I started boxing up my own possessions and within a month I knew if I wanted to continue to keep them in my home. Sometimes you just need a little buffer period to release and let go.

“I May Need that One Day” is a Lame Excuse

I love my Mom, but she’s the Queen of, “But I may need that one day.” And 95% of the time, she’s right. If she holds onto it long enough, chances are she’ll need it again. It’s how we’ve furnished so many houses and apartments over the years. (Thanks Mom!)

I’ve always prided myself on being a purger. (See the time I spent as a professional organizer in college as proof!) I even have a “one in, one out” rule for my closet.

But just because I’m good at purging doesn’t mean I don’t hold on to more than I should.

Last weekend I went on a huge Fall shopping spree and bought 15 new items, which meant that 15 items currently in my closet had to go.  As I was putting my new clothes away, my hands fell on a bunch of my old “office clothes” I used to wear on a weekly basis back when I had a full time corporate job. I haven’t worn those items since, but I found myself repeating my mother’s mantra in my head.

“I may need these clothes just in case I decide to go back to work some day.”

And then I realized I was holding onto these clothes because maybe…sometimes…I don’t actually believe I’ll ever really be able to make it as my own boss.

It may sound a little dramatic to have such a big self-realization in a tiny closet, but it’s the God’s honest truth. The reality of it washed over me in waves: I’ll never actually be a success if I keep planning on failure.

And so went 15 of my snazziest office items to the “donate” pile.

Items Carry Emotional Baggage Too

During the purge I noticed a number of items reminded me of a time in my life I’d rather forget. And I have for the most part put that time behind me, but it’s hard to look at an item or piece of furniture and not think about where it comes from or what it meant.

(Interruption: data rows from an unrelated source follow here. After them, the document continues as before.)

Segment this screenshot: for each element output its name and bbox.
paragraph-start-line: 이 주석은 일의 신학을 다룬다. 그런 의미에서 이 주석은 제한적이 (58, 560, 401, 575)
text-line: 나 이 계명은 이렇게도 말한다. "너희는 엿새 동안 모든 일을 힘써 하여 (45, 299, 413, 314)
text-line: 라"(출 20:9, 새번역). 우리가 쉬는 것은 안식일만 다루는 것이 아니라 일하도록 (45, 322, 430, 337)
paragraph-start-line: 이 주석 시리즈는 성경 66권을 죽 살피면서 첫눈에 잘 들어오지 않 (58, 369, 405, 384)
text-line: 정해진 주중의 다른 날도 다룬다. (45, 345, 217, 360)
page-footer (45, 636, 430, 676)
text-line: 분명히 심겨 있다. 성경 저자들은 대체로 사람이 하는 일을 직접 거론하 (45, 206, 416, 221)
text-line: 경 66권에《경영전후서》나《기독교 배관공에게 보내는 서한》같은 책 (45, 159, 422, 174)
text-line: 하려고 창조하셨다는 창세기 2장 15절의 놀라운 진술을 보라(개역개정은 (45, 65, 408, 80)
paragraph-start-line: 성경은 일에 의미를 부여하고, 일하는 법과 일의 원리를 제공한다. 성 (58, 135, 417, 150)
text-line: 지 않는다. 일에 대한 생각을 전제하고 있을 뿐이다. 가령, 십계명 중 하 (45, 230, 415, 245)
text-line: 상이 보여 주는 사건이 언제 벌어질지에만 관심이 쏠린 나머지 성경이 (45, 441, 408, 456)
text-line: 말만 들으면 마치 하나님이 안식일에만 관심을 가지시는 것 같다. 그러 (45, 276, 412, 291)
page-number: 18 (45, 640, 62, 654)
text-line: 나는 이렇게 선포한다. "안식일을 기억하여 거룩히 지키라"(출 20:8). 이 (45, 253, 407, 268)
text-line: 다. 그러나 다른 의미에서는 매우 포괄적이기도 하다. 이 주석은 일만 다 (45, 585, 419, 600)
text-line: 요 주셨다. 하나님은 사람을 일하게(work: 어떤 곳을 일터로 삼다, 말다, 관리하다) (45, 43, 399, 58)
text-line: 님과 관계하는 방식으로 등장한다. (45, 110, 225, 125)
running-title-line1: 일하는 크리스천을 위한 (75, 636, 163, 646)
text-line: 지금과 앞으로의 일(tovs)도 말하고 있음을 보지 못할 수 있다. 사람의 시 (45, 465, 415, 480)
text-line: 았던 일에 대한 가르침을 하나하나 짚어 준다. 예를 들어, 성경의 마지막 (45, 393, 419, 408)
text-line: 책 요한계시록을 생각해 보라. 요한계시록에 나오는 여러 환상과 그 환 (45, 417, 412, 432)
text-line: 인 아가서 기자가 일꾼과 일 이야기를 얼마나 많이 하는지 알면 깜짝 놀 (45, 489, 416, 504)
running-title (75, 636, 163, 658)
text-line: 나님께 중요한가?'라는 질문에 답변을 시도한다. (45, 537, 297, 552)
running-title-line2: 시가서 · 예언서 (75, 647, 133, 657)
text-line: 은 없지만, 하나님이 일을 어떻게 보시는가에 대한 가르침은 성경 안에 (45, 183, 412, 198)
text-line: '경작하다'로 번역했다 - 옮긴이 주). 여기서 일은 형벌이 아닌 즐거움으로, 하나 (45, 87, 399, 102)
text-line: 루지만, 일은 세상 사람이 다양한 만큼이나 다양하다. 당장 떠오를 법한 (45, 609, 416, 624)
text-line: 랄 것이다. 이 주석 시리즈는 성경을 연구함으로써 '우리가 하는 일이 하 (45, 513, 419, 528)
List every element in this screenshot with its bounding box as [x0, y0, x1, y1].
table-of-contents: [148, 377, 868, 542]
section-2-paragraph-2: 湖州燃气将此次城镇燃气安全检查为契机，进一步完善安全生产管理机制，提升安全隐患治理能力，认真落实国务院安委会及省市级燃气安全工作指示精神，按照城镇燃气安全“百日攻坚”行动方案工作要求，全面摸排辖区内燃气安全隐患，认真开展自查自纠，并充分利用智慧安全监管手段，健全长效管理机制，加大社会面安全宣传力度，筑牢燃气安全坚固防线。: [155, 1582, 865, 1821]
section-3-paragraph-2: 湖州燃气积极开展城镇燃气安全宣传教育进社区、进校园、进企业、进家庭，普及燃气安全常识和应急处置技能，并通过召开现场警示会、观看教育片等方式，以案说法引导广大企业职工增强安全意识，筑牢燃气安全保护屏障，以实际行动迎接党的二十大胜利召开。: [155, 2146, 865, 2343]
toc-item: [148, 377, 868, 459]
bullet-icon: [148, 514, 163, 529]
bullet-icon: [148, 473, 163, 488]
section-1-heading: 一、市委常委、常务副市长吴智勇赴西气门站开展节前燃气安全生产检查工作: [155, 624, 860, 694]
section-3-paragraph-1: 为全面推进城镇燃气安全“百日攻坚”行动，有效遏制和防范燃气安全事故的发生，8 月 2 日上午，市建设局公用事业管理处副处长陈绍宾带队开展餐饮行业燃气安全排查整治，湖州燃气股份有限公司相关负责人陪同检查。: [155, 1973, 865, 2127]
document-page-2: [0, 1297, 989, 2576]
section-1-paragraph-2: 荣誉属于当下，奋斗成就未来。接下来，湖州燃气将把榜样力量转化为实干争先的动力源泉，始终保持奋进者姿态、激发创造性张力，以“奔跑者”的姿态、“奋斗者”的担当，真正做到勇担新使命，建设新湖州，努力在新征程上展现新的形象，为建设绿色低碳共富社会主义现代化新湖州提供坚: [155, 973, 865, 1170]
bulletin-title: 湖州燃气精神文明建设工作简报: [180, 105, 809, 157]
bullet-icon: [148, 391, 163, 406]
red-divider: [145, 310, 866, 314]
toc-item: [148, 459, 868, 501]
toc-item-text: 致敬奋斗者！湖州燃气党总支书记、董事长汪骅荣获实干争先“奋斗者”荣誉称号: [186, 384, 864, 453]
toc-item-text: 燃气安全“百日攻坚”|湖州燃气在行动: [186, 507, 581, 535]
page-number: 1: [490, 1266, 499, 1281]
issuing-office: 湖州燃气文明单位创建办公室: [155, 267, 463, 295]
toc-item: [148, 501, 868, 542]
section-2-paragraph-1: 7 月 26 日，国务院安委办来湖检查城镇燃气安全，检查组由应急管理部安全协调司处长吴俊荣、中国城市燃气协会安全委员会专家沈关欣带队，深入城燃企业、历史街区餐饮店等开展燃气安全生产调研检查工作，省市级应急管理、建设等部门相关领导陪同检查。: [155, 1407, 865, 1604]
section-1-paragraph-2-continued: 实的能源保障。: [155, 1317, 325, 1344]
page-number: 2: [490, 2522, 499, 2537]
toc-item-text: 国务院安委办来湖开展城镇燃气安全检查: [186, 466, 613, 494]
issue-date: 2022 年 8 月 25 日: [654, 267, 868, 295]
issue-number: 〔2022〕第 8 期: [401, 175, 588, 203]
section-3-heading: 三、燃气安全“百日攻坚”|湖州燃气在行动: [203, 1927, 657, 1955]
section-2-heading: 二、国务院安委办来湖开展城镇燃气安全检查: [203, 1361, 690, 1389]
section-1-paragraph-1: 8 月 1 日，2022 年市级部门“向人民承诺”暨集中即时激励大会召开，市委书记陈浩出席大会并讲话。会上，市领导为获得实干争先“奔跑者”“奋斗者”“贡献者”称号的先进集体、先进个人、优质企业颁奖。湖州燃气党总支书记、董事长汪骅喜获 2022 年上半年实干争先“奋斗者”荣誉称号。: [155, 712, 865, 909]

Why was I holding onto these items? Because I’m cheap and didn’t want to replace. And I didn’t think it bothered me; but truthfully, getting rid of them felt better than cleaning out any of the other items.

Yes, it’ll cost money to replace these items, (I’m talking about a lot of furniture I bought/received when I first moved into this house) but at least when I do I’ll be able to pick out brand new things that I love and choose them on my own terms.

There’s Nothing Like the Unexpected….

I don’t want to go into too many details, but my brother and I recently lost a number of items we put into storage. Was it really upsetting? Not really, because most of the items were in storage for a reason; chief among them being that they weren’t being used.

We had to throw most of what was ruined away and no one shed a tear.  Once it all sat in trash bags, with the space around us so clean and tidy, we wondered why we even kept that stuff in the first place.

It Feels Good to Purge

I like to look at every item I’m giving away as one less thing I have to worry about.

Thanks to my great “summer” purge, I now have 226 less reasons to worry and am running 23% leaner. (Meaning I gave away 23% of my belongings) It felt freeing. Try it.

For now I feel comfortable with what I’ve done but would like to keep going: selling off the bulk of my furniture after I get rid of my house and no longer need those items for staging, continuing to phase out my “Corporate Lauren” clothing, and digitizing my files so I no longer need to keep stacks of paper copies.

I think it is important to yes, spend mindfully and consume less, but also become comfortable with using items for when you need them and they serve you, and then letting them go when those reasons no longer apply.

In the end it’s not so much what (or how much of it) you’re keeping, but why you’re keeping it.